The Militant (logo)  
   Vol. 70/No. 17           May 1, 2006  
 
 
Detroit: workers fight firings for
joining immigrant rights rally
Employees of Wolverine Packing win reinstatement
(lead article)
 
BY RÓGER CALERO
AND MARSHALL LAMBIE
 
DETROIT—A victory was scored here when a group of meatpacking workers, fired for missing work to attend an immigrant rights rally, went back to work after winning reinstatement and full pay for lost time. Sixteen of 21 dismissed workers are now back on the job.

The fired workers, in their majority Mexican-born, had joined with other co-workers from the Wolverine Packing plant to take part in a 20,000-strong demonstration on March 27 calling for the legalization of undocumented immigrants. That action was one of dozens across the country that immigrant workers have carried out since early March to demand their rights.

“They didn’t fire us because we were lazy or for causing problems. They did it to try to intimidate us,” said Minerva Ramírez, one of the workers.

The week leading up to the march, said Ramírez, who works in the production department known as the steak room, a company supervisor walked around the department, taking down the names of those who planned to participate in the march. Many of the workers had been trying to get the time off, to no avail. Some even offered to work overtime or to come in on their days off to make up for the few hours they would be absent for the march, said Ramírez.

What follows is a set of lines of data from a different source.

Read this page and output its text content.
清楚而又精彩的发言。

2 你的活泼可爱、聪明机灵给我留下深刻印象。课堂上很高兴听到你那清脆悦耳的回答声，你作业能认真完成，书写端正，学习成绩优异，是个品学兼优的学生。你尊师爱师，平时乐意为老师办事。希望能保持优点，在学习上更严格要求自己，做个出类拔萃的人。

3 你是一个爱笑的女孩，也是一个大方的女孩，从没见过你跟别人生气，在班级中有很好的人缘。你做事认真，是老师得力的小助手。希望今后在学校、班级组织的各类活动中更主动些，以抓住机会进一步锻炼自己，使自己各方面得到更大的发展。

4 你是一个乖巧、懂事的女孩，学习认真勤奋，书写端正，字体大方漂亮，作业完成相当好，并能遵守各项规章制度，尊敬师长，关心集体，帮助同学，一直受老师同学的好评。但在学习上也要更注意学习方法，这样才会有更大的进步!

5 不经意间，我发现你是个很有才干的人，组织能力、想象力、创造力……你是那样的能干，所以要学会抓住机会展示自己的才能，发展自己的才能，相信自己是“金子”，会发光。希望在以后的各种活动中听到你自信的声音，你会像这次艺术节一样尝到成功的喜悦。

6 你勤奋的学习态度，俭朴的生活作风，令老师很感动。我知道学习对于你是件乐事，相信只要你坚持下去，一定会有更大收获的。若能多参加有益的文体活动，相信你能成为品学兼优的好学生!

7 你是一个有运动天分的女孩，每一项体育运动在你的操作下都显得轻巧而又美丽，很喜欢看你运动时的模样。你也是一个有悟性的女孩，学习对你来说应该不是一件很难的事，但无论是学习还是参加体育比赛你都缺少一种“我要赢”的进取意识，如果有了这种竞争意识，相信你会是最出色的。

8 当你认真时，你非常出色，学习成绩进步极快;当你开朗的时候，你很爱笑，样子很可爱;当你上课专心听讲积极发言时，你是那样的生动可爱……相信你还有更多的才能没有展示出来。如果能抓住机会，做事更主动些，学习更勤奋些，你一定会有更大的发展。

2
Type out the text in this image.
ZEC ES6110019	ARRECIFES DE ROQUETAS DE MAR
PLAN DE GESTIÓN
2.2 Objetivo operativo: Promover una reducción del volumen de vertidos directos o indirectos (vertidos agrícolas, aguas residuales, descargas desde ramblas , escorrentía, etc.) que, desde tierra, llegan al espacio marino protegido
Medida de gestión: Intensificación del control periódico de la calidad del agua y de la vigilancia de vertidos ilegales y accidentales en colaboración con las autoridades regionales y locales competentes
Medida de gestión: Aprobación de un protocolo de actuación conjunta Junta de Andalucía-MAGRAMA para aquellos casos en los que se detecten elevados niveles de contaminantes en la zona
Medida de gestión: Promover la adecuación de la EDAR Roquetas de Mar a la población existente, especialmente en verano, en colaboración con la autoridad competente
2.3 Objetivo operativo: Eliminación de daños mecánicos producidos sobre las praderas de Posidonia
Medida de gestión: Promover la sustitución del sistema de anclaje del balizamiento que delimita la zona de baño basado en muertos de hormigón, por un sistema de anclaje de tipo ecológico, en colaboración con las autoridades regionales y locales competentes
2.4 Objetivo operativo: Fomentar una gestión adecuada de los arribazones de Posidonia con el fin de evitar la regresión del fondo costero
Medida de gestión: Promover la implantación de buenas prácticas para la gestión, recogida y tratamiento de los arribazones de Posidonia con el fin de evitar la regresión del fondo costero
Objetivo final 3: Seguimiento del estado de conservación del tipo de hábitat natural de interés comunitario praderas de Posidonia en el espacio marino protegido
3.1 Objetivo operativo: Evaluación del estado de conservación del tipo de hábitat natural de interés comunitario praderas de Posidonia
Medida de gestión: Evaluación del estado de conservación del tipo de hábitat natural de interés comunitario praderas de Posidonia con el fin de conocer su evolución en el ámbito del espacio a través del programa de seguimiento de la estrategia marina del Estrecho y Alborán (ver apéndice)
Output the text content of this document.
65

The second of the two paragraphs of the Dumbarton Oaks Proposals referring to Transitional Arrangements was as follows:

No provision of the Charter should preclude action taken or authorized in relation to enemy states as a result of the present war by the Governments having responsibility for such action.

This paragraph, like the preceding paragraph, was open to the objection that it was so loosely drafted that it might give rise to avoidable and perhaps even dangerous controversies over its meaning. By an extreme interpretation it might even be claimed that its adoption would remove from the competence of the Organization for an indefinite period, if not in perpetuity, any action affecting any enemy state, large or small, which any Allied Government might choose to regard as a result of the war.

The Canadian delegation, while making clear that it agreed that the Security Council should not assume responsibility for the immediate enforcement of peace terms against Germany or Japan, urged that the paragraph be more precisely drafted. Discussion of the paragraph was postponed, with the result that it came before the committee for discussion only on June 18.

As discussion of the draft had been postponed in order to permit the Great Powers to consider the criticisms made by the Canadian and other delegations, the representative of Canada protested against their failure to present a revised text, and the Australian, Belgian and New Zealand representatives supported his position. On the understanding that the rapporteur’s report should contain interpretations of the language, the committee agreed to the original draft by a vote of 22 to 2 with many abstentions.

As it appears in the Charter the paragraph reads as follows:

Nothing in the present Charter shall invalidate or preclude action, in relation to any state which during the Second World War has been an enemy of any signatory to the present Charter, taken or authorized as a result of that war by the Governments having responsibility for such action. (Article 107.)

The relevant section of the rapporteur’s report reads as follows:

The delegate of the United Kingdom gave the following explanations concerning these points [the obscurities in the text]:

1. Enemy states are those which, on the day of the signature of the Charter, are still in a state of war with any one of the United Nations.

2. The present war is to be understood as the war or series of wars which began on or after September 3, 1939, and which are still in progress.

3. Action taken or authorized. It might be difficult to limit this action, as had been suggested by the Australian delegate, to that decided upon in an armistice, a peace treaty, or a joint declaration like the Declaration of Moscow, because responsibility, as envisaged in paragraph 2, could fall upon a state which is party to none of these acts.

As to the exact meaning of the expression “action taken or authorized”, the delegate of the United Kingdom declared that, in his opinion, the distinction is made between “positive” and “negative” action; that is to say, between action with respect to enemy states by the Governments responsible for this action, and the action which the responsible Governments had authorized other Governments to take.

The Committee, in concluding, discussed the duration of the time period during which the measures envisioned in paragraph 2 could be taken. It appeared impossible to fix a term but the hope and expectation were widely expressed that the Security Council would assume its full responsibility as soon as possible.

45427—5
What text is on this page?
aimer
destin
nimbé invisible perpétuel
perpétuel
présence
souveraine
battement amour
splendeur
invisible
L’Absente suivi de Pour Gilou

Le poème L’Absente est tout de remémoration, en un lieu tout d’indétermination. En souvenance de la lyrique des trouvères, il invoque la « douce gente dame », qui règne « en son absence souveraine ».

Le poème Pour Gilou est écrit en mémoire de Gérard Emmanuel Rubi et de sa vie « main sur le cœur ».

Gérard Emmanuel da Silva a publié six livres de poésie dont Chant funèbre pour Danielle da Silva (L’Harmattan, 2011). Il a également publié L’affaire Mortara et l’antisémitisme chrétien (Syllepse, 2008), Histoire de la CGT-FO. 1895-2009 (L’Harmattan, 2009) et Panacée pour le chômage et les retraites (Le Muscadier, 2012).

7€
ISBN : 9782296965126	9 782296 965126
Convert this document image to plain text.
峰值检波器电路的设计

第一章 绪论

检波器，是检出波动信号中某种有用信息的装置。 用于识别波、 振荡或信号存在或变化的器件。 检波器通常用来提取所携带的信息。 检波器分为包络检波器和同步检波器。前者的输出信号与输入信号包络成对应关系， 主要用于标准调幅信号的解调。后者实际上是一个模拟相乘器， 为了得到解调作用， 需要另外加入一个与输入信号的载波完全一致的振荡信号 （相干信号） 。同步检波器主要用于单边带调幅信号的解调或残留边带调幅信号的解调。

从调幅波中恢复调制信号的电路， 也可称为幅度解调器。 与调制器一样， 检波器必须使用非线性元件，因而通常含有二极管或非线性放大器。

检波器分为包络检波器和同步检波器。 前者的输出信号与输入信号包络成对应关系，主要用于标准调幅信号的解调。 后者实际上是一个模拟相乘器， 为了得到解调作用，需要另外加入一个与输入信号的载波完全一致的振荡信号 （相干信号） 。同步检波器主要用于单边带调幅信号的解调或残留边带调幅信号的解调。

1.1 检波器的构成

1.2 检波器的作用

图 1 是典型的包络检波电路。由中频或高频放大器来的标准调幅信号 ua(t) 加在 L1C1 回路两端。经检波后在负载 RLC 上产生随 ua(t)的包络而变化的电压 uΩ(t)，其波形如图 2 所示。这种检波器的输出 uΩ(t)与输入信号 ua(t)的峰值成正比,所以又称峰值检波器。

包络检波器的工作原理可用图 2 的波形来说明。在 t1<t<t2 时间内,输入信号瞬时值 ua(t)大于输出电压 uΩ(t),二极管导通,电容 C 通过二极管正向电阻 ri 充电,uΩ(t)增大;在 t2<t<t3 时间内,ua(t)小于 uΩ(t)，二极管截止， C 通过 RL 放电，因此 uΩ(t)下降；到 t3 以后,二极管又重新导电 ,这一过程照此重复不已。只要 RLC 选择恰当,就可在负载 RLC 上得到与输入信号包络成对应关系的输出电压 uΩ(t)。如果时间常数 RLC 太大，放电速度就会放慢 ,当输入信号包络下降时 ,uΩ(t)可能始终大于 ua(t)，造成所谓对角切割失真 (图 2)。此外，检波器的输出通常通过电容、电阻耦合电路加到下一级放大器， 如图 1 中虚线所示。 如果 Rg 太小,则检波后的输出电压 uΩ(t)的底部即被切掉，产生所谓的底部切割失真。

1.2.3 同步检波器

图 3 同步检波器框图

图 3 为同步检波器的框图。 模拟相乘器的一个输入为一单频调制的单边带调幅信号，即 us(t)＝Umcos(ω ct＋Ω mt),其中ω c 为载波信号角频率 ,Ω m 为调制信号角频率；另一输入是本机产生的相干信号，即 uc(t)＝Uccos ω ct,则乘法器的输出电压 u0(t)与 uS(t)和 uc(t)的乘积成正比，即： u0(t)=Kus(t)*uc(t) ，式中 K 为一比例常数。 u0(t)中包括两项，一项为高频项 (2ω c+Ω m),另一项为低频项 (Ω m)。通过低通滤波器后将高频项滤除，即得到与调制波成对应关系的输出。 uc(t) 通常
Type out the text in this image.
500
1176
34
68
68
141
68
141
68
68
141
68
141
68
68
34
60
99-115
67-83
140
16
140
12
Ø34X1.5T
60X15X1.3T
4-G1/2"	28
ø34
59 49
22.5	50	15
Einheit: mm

In an April 6 company statement, Wolverine general manager Jay Bonahoom said only a limited number of employees had been allowed to take the day off. Workers had been warned that all employees were expected to report for work the day of the protest unless they had been granted a personal day off, he said.

Many joined the march despite the threats, including 21 of the 30 or so workers in the steak room. “They never told us we would be fired,” Ramírez said. “I thought they would suspend us for three days and take away our bonus, like they have done other times.

“The government began this discussion about immigration, and we want to make sure that legalization becomes a reality, that it not be left as promises,” she said.

On March 27, demonstrators met at the Church of the Holy Redeemer in Mexicantown, a largely immigrant neighborhood in southwest Detroit, to march downtown. Many local businesses remained closed until 2:00 p.m. when the protest ended.

When they returned to work, Wolverine Packing officials prevented the 21 workers from entering the plant, told them they no longer had a job, and asked them to clean out their lockers. Ramírez said many of the lockers had already been broken into.

Ramírez, who has worked at Wolverine nearly six years, is the only one of those fired who has been employed directly by the company. The rest are temporary employees hired through an agency, Minutemen Staffing Co., even though most of them have worked at the packing plant for three years or more.

Wolverine Packing employs 350 workers in three plants in southeast Detroit. The majority of the workers are organized by United Food and Commercial Workers Local 876. In an attempt to keep the workforce divided and weaken the union, the company hires temporary workers in the steak room, which is not organized by the union. The main plant across the street is unionized. The temporary workers have no benefits, paid vacation, or sick leave, and many have not received a wage increase in years, said Ramírez.

“Firing immigrant and undocumented workers when they stand up for human rights is a common tactic employed in the meatpacking industry,” said a UFCW April 13 statement in response to the firings at Wolverine. “It’s a way to maintain a frightened and intimidated workforce.” The union condemned the “shameful and punitive bill” passed by the House of Representatives in December because it “would criminalize undocumented workers and anyone who assists them.”

The workers’ fight to win back their jobs received widespread media coverage. The story was reported in major newspapers and television networks in the United States and internationally, especially after the April 9-10 immigrant rights mobilizations, when a number of fired workers fought for reinstatement at several other workplaces around the country. It was covered by, among others, the Spanish-language TV network Univisión, Radio Caracol in Colombia, Mexican radio stations, the New York Times and the Chicago Tribune.

In face of this widespread publicity and the workers’ refusal to simply accept their dismissal, the bosses caved in to the mounting pressure and on April 13 offered to reinstate all 21 workers with full back pay. Company officials claimed there had been some confusion about “the notification and ramifications of missing work on March 27th.”

Wolverine said, however, that it would require Minutemen Staffing Co. to “recheck employment documentation before sending individuals back to work.” Bonahoom said he was concerned about news reports suggesting that some of the workers were undocumented. In earlier statements, he had said that as far as Wolverine knew, the workers were documented.

By April 18, Ramírez and 15 others were back on the job. She reported that when an initial group walked into the plant April 17, they were welcomed by co-workers with comments like “We are winning this battle!” The workers also submitted a letter to the company with a list of demands including three weeks back pay, a bilingual personnel office employee, and a review of pay scales every six months with increases based on length of service.